While determining the eleven principles, the special group developed a questionnaire with a total of 107 questions to determine the specific conditions associated with each practical health principle. Designers can use it as a review tool. Their planning phase, especially before construction, evaluates the design drawings of their food safety design standards.
Still, many people were initially skeptical that competing brands could work together towards a common goal. Hunt said frankly: "We can't be sure if we can come together." The panel knows that it cannot establish a special rule or set of standards, because doing so would infringe patent information, so it agreed to abide by the principles of the patent nature Removed here, dedicated to identifying problems rather than solving them.
Chris Harmon said that by focusing on issues, builders and operators can make their own decisions as to how to deal with issues, or whether certain issues must be addressed, and whether to adopt their own solutions without having to share with the group.

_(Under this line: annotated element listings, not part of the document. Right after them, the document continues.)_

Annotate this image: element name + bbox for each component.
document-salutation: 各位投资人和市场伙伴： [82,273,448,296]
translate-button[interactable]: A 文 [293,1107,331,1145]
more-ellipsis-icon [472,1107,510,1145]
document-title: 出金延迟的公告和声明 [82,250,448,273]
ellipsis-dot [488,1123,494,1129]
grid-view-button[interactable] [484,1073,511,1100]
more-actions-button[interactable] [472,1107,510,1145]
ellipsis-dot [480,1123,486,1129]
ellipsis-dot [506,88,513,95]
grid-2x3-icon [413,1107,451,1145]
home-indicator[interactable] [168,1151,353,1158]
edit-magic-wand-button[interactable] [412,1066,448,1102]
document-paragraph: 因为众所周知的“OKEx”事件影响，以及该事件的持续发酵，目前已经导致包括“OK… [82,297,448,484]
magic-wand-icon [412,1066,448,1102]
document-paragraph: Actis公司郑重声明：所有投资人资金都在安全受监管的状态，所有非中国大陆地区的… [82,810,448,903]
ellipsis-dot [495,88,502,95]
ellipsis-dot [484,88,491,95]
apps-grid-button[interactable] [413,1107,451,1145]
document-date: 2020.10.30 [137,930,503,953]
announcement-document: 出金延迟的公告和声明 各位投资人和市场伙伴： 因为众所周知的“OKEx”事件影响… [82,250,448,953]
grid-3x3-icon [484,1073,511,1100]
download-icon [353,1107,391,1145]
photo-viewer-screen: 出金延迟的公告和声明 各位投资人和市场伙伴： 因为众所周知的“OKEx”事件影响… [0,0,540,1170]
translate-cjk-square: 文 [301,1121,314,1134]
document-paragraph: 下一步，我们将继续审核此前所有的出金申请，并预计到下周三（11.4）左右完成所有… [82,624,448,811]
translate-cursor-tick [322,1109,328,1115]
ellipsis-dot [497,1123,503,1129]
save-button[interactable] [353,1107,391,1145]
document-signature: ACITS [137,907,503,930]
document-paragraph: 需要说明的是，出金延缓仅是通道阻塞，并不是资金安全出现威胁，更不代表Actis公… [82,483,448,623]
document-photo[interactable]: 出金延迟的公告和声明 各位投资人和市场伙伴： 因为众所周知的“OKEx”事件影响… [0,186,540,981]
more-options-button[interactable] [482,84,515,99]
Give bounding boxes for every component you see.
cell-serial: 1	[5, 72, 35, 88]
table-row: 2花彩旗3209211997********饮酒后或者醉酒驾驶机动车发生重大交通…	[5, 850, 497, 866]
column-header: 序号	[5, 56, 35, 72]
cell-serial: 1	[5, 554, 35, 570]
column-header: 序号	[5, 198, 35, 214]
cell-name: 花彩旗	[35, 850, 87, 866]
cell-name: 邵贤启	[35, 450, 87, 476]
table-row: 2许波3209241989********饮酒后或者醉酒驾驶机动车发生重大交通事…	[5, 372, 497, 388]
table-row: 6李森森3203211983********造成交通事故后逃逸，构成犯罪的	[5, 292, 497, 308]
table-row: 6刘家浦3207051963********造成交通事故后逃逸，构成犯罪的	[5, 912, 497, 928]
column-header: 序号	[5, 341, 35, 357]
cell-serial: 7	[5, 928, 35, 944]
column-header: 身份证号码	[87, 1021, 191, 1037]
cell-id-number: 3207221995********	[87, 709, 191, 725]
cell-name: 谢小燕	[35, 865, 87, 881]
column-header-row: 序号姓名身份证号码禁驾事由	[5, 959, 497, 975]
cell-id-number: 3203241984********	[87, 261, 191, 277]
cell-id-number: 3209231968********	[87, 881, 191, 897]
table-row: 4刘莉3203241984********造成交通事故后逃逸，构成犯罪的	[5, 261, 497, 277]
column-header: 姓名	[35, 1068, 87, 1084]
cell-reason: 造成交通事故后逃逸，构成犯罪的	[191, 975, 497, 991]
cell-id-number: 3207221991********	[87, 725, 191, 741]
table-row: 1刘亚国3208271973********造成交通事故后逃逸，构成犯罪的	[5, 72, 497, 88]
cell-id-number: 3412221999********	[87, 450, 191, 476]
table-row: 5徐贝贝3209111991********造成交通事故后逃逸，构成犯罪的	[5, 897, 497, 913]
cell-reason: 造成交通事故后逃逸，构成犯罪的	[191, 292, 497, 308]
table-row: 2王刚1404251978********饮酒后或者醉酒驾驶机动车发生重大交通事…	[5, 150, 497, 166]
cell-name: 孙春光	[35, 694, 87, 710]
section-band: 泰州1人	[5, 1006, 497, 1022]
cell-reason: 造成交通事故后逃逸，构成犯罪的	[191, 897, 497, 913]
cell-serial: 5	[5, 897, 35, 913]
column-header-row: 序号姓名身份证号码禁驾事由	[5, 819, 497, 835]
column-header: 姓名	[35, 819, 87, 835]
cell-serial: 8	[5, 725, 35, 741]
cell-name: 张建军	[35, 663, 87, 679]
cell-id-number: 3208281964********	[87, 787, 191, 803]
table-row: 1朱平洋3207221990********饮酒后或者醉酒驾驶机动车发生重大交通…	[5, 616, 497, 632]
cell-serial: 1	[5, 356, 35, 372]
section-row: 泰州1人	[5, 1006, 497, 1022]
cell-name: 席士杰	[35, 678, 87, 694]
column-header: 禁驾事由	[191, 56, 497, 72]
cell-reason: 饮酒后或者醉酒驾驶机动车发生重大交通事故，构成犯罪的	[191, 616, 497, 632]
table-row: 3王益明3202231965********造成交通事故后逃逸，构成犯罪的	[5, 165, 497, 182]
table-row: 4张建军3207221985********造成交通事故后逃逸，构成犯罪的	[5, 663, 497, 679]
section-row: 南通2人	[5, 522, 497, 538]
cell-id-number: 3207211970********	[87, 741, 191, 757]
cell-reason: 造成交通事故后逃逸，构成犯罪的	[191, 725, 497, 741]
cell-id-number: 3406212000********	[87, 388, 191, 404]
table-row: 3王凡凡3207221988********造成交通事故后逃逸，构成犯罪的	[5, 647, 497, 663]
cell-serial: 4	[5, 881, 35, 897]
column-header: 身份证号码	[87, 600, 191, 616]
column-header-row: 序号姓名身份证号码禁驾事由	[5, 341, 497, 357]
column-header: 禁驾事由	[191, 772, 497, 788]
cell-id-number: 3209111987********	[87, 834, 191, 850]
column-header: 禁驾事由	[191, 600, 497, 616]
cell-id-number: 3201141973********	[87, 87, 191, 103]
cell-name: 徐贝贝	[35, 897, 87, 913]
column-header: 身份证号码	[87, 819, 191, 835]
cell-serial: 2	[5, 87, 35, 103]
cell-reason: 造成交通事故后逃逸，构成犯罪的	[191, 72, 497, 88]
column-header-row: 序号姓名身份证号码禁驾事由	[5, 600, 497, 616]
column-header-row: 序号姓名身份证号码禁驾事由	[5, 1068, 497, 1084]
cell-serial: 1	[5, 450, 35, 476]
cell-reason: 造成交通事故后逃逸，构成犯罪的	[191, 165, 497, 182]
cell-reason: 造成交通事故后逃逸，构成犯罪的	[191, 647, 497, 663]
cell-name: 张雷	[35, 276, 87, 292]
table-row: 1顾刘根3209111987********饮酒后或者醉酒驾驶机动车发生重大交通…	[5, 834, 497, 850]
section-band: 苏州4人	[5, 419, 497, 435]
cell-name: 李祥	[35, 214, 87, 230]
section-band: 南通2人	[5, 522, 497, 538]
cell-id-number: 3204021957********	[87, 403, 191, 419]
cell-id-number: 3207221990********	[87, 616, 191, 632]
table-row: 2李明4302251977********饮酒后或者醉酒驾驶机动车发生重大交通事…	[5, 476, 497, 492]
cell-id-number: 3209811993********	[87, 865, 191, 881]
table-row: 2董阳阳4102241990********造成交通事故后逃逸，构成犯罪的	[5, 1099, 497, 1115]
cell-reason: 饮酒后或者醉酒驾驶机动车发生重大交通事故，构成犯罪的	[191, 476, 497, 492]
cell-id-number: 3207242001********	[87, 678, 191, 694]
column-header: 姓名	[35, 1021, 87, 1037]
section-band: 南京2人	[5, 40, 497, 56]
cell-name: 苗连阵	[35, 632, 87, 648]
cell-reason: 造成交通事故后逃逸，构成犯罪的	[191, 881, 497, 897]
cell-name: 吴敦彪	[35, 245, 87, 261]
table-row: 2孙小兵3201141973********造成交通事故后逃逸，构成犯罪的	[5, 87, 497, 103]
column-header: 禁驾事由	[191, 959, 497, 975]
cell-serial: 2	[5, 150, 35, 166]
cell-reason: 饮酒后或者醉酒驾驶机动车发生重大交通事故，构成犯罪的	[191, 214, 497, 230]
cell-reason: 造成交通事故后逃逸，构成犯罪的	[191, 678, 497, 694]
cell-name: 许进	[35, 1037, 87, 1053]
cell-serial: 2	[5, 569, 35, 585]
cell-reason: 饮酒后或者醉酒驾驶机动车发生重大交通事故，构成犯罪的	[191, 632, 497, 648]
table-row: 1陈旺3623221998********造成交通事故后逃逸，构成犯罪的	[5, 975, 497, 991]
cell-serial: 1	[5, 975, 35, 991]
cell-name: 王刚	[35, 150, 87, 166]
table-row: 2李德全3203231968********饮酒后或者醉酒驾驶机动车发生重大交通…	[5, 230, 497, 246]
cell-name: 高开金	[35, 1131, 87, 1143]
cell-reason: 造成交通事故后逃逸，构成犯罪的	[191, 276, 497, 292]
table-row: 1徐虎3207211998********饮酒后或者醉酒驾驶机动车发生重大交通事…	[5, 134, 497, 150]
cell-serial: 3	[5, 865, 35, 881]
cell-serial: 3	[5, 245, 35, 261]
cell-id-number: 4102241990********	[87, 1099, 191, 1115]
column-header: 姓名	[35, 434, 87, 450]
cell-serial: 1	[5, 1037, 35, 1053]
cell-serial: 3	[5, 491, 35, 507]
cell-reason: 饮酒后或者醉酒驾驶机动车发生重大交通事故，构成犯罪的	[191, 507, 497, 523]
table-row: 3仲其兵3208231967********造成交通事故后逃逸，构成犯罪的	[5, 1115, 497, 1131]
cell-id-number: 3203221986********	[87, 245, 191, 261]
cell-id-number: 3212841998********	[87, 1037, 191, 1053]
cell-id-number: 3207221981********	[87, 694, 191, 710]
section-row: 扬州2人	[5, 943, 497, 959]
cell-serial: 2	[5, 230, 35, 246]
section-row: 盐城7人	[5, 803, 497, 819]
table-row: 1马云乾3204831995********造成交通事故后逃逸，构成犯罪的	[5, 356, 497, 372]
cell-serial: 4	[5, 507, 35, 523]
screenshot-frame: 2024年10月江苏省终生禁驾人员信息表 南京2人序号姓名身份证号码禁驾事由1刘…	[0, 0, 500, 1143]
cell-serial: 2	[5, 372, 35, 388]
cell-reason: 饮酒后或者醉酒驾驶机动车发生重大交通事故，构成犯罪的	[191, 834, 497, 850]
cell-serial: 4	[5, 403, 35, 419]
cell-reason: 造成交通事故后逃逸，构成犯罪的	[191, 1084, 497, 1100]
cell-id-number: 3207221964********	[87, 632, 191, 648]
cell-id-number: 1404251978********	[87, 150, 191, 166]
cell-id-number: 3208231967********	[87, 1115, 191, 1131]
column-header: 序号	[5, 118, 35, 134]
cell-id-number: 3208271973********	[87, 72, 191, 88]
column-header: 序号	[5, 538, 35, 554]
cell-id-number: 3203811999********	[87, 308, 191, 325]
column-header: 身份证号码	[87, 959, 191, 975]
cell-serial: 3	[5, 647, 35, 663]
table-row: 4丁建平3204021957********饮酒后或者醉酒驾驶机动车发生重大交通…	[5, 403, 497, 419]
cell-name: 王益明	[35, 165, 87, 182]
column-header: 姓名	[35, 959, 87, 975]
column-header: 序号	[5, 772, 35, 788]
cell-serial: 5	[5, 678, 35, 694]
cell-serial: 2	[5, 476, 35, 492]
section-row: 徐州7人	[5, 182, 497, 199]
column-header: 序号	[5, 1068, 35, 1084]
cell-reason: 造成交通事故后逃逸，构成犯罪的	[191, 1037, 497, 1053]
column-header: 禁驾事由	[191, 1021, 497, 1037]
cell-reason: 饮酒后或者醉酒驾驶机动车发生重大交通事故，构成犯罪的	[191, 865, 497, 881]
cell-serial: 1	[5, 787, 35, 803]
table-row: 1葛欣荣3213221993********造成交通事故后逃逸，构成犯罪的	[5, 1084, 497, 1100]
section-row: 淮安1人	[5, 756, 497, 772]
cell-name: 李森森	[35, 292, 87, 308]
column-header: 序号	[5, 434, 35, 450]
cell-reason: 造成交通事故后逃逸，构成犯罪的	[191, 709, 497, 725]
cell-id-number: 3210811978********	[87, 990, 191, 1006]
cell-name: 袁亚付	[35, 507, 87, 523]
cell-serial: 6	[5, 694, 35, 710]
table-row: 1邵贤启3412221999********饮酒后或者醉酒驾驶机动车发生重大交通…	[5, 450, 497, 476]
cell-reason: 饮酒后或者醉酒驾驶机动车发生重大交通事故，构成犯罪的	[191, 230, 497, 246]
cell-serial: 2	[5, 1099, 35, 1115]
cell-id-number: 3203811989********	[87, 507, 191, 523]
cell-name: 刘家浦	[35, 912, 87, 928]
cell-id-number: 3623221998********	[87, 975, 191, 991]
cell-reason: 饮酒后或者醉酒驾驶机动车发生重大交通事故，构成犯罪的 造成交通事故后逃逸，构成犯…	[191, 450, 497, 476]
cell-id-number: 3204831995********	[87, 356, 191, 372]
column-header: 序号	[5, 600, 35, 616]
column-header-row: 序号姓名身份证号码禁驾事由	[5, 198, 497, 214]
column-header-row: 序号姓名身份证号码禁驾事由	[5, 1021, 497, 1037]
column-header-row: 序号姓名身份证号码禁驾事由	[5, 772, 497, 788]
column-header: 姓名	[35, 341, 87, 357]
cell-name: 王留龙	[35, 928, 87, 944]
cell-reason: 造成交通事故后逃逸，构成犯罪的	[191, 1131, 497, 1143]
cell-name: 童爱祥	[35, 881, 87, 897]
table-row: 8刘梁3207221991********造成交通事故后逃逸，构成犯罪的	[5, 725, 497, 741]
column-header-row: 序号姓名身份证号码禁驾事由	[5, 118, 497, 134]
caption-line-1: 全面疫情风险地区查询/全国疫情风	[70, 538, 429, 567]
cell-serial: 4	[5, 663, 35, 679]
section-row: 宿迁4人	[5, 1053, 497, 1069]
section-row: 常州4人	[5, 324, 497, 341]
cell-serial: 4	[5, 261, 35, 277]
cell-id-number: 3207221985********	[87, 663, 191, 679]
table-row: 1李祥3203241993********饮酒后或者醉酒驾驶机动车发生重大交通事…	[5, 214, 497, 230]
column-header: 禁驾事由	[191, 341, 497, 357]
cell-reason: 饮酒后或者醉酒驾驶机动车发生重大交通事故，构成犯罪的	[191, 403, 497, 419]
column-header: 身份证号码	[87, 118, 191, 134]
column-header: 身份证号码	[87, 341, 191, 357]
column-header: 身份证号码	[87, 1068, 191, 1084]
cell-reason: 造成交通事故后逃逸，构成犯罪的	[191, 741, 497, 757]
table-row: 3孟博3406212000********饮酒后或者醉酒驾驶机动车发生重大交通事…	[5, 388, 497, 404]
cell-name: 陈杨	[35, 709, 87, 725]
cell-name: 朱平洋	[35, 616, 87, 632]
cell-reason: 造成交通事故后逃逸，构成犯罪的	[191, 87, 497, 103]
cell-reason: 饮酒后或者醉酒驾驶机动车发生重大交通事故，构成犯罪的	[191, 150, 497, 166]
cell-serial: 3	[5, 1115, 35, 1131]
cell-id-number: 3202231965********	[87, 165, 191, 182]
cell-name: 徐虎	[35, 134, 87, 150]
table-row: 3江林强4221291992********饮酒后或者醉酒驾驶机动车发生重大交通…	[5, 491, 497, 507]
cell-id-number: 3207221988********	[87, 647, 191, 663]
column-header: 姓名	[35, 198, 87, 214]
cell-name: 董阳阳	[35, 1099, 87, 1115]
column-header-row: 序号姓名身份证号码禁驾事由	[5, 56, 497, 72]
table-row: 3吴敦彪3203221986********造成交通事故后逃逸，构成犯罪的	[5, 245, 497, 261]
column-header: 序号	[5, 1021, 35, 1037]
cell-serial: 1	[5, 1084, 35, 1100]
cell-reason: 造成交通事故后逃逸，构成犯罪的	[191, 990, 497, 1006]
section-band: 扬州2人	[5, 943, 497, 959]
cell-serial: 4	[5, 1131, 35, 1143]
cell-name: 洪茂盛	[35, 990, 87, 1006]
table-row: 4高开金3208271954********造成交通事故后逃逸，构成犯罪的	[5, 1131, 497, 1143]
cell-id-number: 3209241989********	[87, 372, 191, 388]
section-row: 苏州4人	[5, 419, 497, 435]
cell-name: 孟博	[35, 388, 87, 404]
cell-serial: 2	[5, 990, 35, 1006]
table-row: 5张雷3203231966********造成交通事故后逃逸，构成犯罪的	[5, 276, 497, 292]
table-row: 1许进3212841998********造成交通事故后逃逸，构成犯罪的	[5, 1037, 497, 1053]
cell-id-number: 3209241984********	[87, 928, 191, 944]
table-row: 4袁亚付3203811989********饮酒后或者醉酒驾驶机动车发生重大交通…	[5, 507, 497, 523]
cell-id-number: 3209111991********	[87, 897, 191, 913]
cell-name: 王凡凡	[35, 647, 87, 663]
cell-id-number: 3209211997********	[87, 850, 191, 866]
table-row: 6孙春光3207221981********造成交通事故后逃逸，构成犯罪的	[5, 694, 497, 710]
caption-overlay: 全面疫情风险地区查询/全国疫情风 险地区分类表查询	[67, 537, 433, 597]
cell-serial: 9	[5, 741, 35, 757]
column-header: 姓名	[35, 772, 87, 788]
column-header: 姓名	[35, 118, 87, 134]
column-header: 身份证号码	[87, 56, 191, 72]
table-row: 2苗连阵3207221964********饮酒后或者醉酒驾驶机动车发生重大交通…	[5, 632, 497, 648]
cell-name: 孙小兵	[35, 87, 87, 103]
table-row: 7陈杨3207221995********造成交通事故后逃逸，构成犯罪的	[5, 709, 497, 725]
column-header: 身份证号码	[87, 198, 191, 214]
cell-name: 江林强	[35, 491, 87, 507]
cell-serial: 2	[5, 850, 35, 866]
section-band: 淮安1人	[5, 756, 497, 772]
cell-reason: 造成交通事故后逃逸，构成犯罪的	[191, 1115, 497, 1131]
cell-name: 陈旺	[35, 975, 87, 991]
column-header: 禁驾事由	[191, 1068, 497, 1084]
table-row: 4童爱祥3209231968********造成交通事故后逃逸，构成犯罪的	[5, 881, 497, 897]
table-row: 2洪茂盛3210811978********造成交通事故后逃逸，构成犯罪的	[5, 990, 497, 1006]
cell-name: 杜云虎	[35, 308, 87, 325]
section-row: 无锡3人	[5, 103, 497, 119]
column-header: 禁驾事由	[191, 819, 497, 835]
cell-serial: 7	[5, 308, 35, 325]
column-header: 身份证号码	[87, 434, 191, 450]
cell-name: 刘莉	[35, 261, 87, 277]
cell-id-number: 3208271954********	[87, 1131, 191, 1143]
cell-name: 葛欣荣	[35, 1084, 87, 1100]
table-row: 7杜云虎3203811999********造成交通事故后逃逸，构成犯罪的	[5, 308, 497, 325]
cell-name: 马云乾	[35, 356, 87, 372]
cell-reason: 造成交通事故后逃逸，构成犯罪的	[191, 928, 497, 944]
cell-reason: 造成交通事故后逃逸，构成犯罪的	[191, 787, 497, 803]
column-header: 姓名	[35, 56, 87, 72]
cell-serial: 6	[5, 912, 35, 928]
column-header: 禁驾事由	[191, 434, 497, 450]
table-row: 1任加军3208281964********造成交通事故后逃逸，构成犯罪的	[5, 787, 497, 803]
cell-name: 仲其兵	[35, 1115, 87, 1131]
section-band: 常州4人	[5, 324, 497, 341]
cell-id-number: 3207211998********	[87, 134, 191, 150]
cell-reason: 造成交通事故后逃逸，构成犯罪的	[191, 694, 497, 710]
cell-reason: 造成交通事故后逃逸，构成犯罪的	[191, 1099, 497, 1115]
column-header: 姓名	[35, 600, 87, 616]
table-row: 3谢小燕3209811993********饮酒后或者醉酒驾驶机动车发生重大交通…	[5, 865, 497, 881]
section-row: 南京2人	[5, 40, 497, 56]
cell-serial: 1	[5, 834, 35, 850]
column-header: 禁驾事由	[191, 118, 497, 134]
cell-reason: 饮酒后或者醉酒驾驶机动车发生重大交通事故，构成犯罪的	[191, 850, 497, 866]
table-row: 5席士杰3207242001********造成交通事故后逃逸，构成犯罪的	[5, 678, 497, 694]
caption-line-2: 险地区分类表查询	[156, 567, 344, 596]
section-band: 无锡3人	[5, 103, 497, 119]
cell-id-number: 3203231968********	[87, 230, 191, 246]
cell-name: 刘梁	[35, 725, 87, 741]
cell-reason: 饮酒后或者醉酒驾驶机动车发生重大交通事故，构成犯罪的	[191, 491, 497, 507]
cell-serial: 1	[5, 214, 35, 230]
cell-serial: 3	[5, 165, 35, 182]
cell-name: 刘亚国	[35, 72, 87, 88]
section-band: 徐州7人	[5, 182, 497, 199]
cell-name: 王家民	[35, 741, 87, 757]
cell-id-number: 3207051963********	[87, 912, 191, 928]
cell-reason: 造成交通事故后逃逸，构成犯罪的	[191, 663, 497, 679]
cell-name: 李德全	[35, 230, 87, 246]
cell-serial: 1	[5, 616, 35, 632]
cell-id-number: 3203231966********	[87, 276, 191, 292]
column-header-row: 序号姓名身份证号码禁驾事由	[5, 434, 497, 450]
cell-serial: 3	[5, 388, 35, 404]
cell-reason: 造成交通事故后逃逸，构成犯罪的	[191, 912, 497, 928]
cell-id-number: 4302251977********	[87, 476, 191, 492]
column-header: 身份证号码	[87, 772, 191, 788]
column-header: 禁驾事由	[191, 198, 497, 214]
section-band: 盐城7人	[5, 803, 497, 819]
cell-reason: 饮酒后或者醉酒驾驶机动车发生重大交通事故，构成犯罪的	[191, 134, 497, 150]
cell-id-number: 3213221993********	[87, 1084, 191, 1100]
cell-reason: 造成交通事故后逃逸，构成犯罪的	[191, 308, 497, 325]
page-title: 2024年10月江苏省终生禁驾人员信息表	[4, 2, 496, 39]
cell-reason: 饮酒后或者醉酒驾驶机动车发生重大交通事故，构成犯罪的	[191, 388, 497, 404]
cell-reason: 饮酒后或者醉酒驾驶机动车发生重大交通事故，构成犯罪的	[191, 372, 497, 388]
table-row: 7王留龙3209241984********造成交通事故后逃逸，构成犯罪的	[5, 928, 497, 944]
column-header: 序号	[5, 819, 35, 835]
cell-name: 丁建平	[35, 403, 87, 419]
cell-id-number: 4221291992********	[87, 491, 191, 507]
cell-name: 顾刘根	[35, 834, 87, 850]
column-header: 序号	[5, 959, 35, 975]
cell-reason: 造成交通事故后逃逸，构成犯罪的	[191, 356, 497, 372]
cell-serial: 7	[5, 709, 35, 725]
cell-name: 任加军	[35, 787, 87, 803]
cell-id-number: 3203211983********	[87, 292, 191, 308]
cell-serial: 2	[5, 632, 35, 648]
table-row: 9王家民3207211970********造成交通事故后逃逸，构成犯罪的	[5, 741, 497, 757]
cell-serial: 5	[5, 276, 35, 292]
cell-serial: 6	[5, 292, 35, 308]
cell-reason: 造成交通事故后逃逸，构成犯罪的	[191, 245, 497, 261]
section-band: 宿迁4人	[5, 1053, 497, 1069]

Chris Harmon is senior vice president of project management at Hixson Architects, a Cincinnati-based firm that is also a member of a dedicated team. ||| He said, "We don't want to argue with anyone, and we don't want to limit people's choices." He pointed out that these principles only provide guidance for major pollution issues (Figure 2). For example, the document states that the wall must be durable and not easily damaged, but it lets the user decide how to achieve this. "Maybe some people use stainless steel for wall panels, maybe some people use polyvinylidene fluoride coatings," Harmon said. "The Eleven Principles didn't give them the answer, they just pointed them in the right direction."
Seward pointed out that such a guidance and risk area assessment system can help operator designers to look at their plant plans from a new perspective and discuss food safety during the design process. "It proposes a discussion topic between the building's contractor and the design / architectural firm, giving them a forum for public discussion of the decision-making process, and providing a theoretical basis for a design decision," said Seward.
Food safety at Land O 'Frost
Land O 'Frost was one of the first industry members to put these principles into practice. The company applied them to a 182,000-square-foot, US Department of Agriculture (USDA) approved manufacturing facility in Madison, Kentucky. Construction broke out in May 2005 and it has now been completed and put into production (Figure 3). Land O 'Frost designs and builds a new plant in accordance with the 11 principles. All design decisions are based on clean design concepts.
The core of its clean design goal is to build a factory that can keep dry, clean and cold, which means that they must strictly control air pollution and create a place without cracks, no dirt and dirt, no dead ends, no water accumulation. Durable environment.
"Science tells us that if something enters a room, and if the room is cold and dry, it will not grow," Harmon said. He also added that in the past five years we have put more emphasis on the drying of the theory. section. "Everyone knows about low temperatures, so now we have to think about the importance of environmental dryness," he said.
Harmon further said that one day science will explain this. In an ideally dry environment, temperature will no longer be an issue, and equipment will be able to operate at higher temperatures. "This theory is crazy, but if it is correct, it will change the processing environment for all products," he said.